Azubis fehlen: Bäckerhandwerk veranstaltet Ausbildungsgipfel
Daniel Schneider, der Hauptgeschäftsführer des Bäckerverbands, sieht mehrere Gründe für den Rückgang der Azubi-Zahlen – bei den Bäckern, aber auch im gesamten Handwerk: "Es wird schwieriger, das Ausbildungsangebot der Betriebe und die Nachfrage der jungen Menschen zusammenzuführen. Dabei spielen teils Vorurteile oder auch fehlende Rollenvorbilder in den Medien eine Rolle", erklärt er gegenüber der Deutschen Handwerks Zeitung. Zu viele junge Menschen würden ihr Glück im Studium suchen und aus den Augen verlieren, dass Handwerk goldenen Boden hat. Schneider zufolge haben die Herausforderungen bei der Nachwuchsgewinnung auch mit gesellschaftlicher Wertschätzung zu tun.
Weil der Rückgang bei den Auszubildenden immer auch direkt auf die Sicherung der künftigen Fachkräftebasis wirkt, weitet der Verband sein Engagement in diesem Bereich 2022 nochmals aus. Neben der bereits seit zehn Jahren bestehenden Nachwuchskampagne "Back Dir Deine Zukunft" findet Ende Juni erstmals ein Ausbildungsgipfel des Bäckerhandwerks statt. "Unter der Schirmherrschaft von Bundesministerin für Bildung und Forschung, Bettina Stark-Watzinger, wollen wir im Dialog mit Ausbildern, Azubis, Berufsschullehrkräften und weiteren relevanten Akteuren der Berufsausbildung die Ausbildungssituation im Bäckerhandwerk verbessern und weiterentwickeln", sagt Daniel Schneider. Mit der Veranstaltung möchte der Bäckerverband auch die Sichtbarkeit der attraktiven und zukunftssicheren Arbeitsmöglichkeiten, insbesondere bei jungen Menschen, erhöhen.
Gründungen im Bäckerhandwerk: Das macht die neuen Betriebe aus
Denn in der Branche des Bäckerhandwerks hat sich in den vergangenen Jahren auch einiges verändert. Sie ist heterogener als manch einer denkt und zeigt auch regional ganz unterschiedliche Trends. Zwar ging die Anzahl der Betriebe im Jahr 2021 mit einem Minus von 2,1 Prozent leicht zurück. Doch die Branche verzeichnet auch einige Neugründungen: So wurden bundesweit 388 neue Betriebe in die Handwerksrolle eingetragen. Und dieser Trend zeigt sich nach Angaben des Verbands seit Jahren stabil.

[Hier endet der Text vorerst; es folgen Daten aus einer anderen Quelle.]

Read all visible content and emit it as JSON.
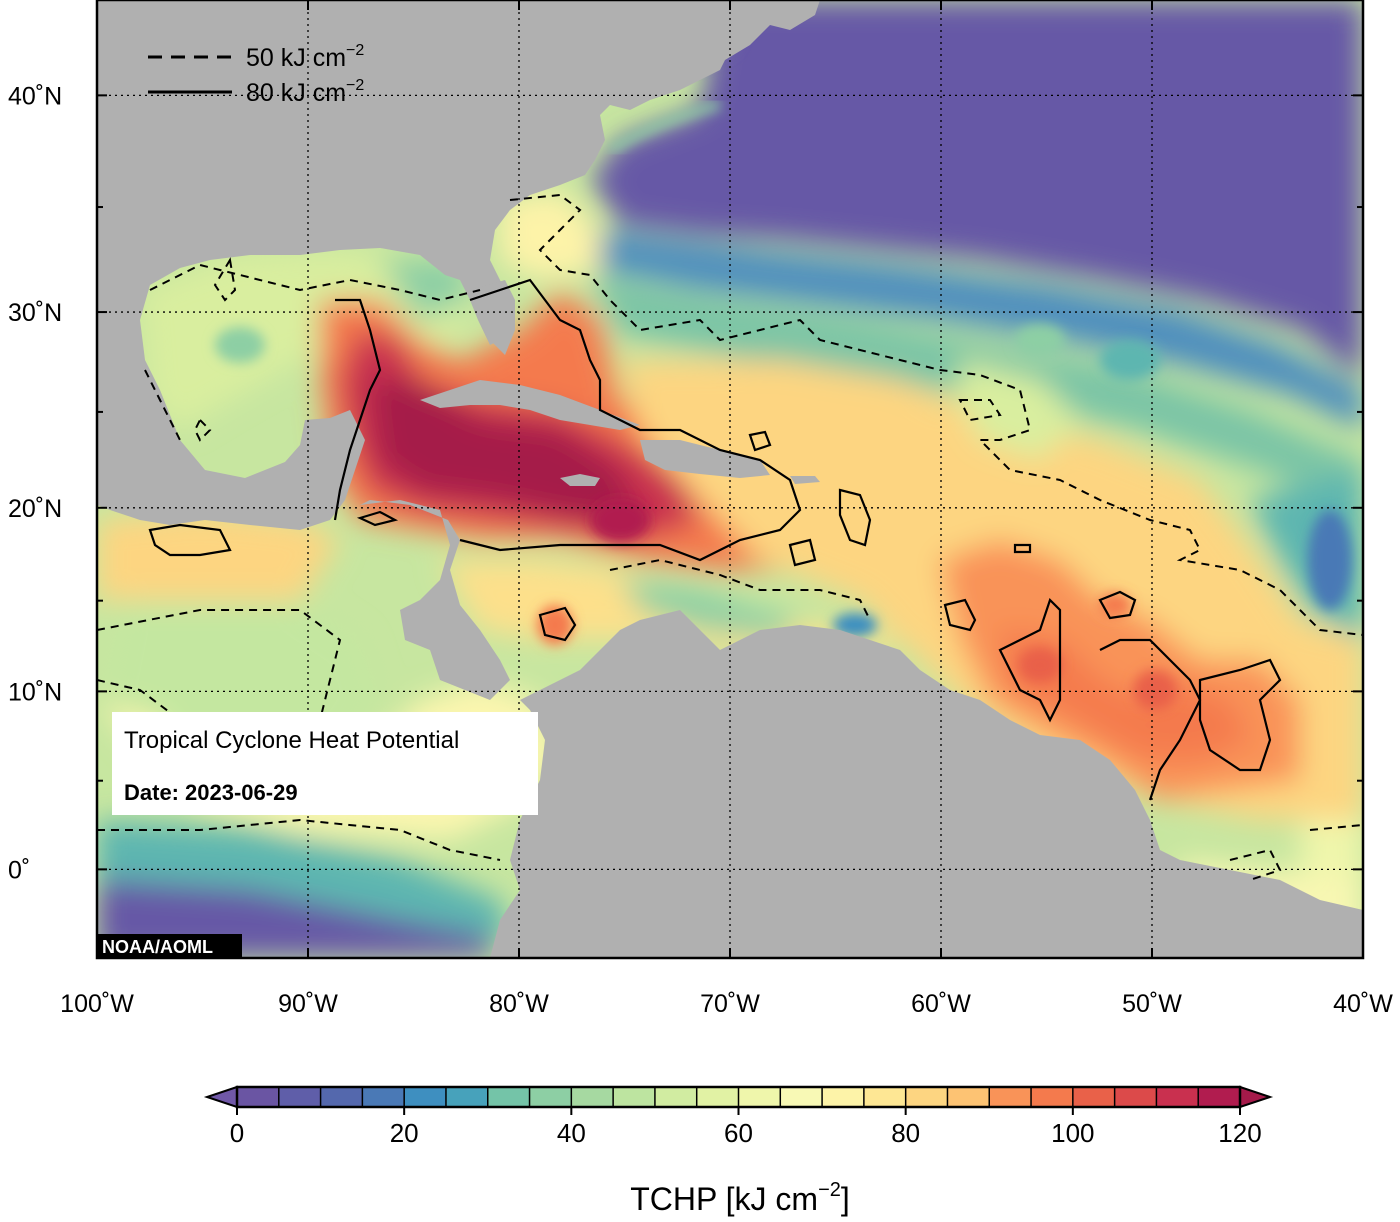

Zu finden sind die Neugründungen vermehrt in den urbanen Zentren. So verzeichnet die Branche in Berlin, Hamburg und in der Region Hessen/Südwest keinen Rückgang bei den Betrieben. "Dort ist zum einen eine hohe Kaufkraft und zum anderen eine genussorientierte Kundschaft, die Essen als wichtigen Teil ihres Lifestyles betrachtet", sagt Schneider. Dabei würden sich die Konzepte der Neugründer vielfach von denen klassischer Bäckereibetriebe unterscheiden, die auf umfangreiche Sortimente setzen und sich als Grundversorger verstehen: "Viele Neugründer setzen zumeist auf kleine aber erfolgsversprechende Nischenmärkte, indem sie beispielsweise gezielt auf Langzeitführung beim Sauerteig oder Bio setzen."
Darum gibt es weniger Betriebe im Bäckerhandwerk
Dass die Betriebszahlen insgesamt zurückgehen, spiegelt einen Strukturwandel wieder, den es in vielen Branchen gibt. So geben zwar jedes Jahr deutschlandweit ein paar hundert Betriebsinhaber von Handwerksbäckereien auf. Doch die Ursachen sind nicht alleine im Nachwuchsmangel zu finden, auch wenn dieser natürlich eine Rolle spielt. Aus Sicht des Zentralverbands scheiden vor allem Betriebe aus, die weniger wettbewerbsfähig sind. "Einige finden keinen Nachfolger oder Fachkräfte zur Unterstützung. Das sind oftmals kleine Familienbetriebe. Einige betreiben weniger lukrative Standorte oder haben nicht den Platz oder die Finanzmittel, um in Modernisierung ihres Betriebes zu investieren. Einige Betriebsinhaber verkaufen ihr Geschäft auch an Wettbewerber", zählt Daniel Schneider einige Gründe auf. Der Rückgang bei den Betriebszahlen liegt im Bäckerhandwerk seit Jahren zwischen zwei und drei Prozent – allerdings ohne dass ein Anstieg zu verzeichnen wäre.